Ask HN: How would you design an enterprise (B2B) user permissioning system? - yuningalexliu
It seems that most enterprise applications I&#x27;ve worked with have very different approaches, and I&#x27;m wondering if there are best practice&#x2F;time-tested architectures or resources. Thank you!
======
ilkhan4
Authentication or authorization? If it's the latter, I'd model it on what
AD/LDAP do: folders/OUs for hierarchy, groups for crossing hierarchy
boundaries, then users and securables as objects in the directory. Then on top
of that, be able to assign permissions such that node (OU/group/user) -> can-
do-action -> other node. Then child nodes inherit permissions as well. We're
using something similar in a system I worked on and sys admins and end users
are pretty comfortable with it since it used the same paradigms they're used
to. You can also use the same thing for multi-tenancy by just creating OUs for
tenants.

For authentication, whatever supports ADFS, SAML and/or OIDC. It's a big plus
when they can use existing credentials or SSO into your system from theirs.

------
BjoernKW
Most of what you describe probably can be attributed to the fact that there
used to be (and still are to some extent) quite a few competing identity
server software providers.

The enterprise world tends to move more slowly than the rest of the world (or
at least it often seems that way), which is why older systems and practices
frequently are still in use.

If available I'd make use of existing Active Directory / LDAP systems (as
ilkhan4 has already pointed out) for authorization.

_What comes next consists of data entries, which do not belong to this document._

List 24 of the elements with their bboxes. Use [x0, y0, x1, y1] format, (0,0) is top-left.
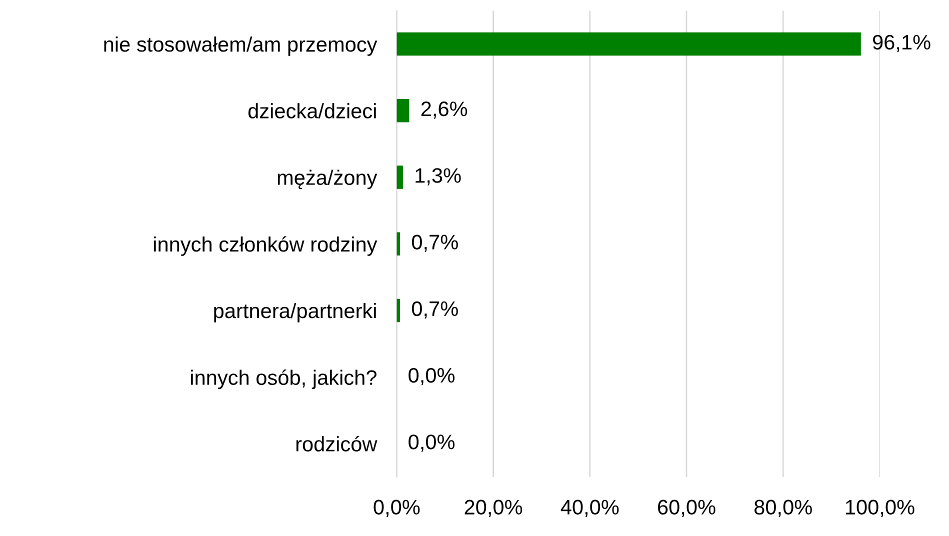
data-label: 2,6% — [421, 101, 468, 119]
bar — [396, 232, 400, 256]
x-tick-label: 0,0% — [374, 500, 420, 518]
data-label: 0,7% — [412, 301, 458, 319]
y-tick-label: nie stosowałem/am przemocy — [104, 36, 378, 56]
y-tick-label: męża/żony — [278, 170, 378, 190]
bar — [396, 98, 410, 122]
bar — [396, 166, 403, 189]
data-label: 0,7% — [412, 234, 458, 252]
data-label: 1,3% — [416, 168, 461, 186]
y-tick-label: innych członków rodziny — [154, 236, 378, 256]
x-tick-label: 60,0% — [658, 500, 716, 518]
data-label: 0,0% — [408, 368, 455, 386]
x-tick-label: 100,0% — [846, 500, 914, 518]
y-tick-label: dziecka/dzieci — [248, 103, 376, 118]
data-label: 0,0% — [408, 434, 455, 452]
x-tick-label: 40,0% — [560, 500, 619, 518]
y-tick-label: rodziców — [296, 436, 378, 452]
y-tick-label: partnera/partnerki — [214, 302, 376, 322]
x-tick-label: 80,0% — [754, 500, 812, 518]
y-tick-label: innych osób, jakich? — [191, 369, 376, 390]
x-tick-label: 20,0% — [464, 500, 522, 518]
data-label: 96,1% — [872, 34, 930, 52]
bar — [396, 32, 861, 56]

For authentication Kerberos (often used in conjunction with Active Directory /
LDAP) is an elegant way for implementing single sign-on (SSO) because it
allows the user to simply authenticate with her normal user account in the
local OS. Afterwards, the user's automatically logged in to every application
on the local network that uses Kerberos for authentication (basically, by
sharing a token).

Other than that, the usual best practices apply (such as not storing plaintext
passwords). Depending on your architecture, techniques common outside of the
enterprise world like transferring information via JSON Web Tokens are useful,
too.

------
megamindbrian2
Something to do with Posgres row-level-security as an ACL would be amazing.
Otherwise Identity Server is a good foto for in house, and AWS AMI for
serverless.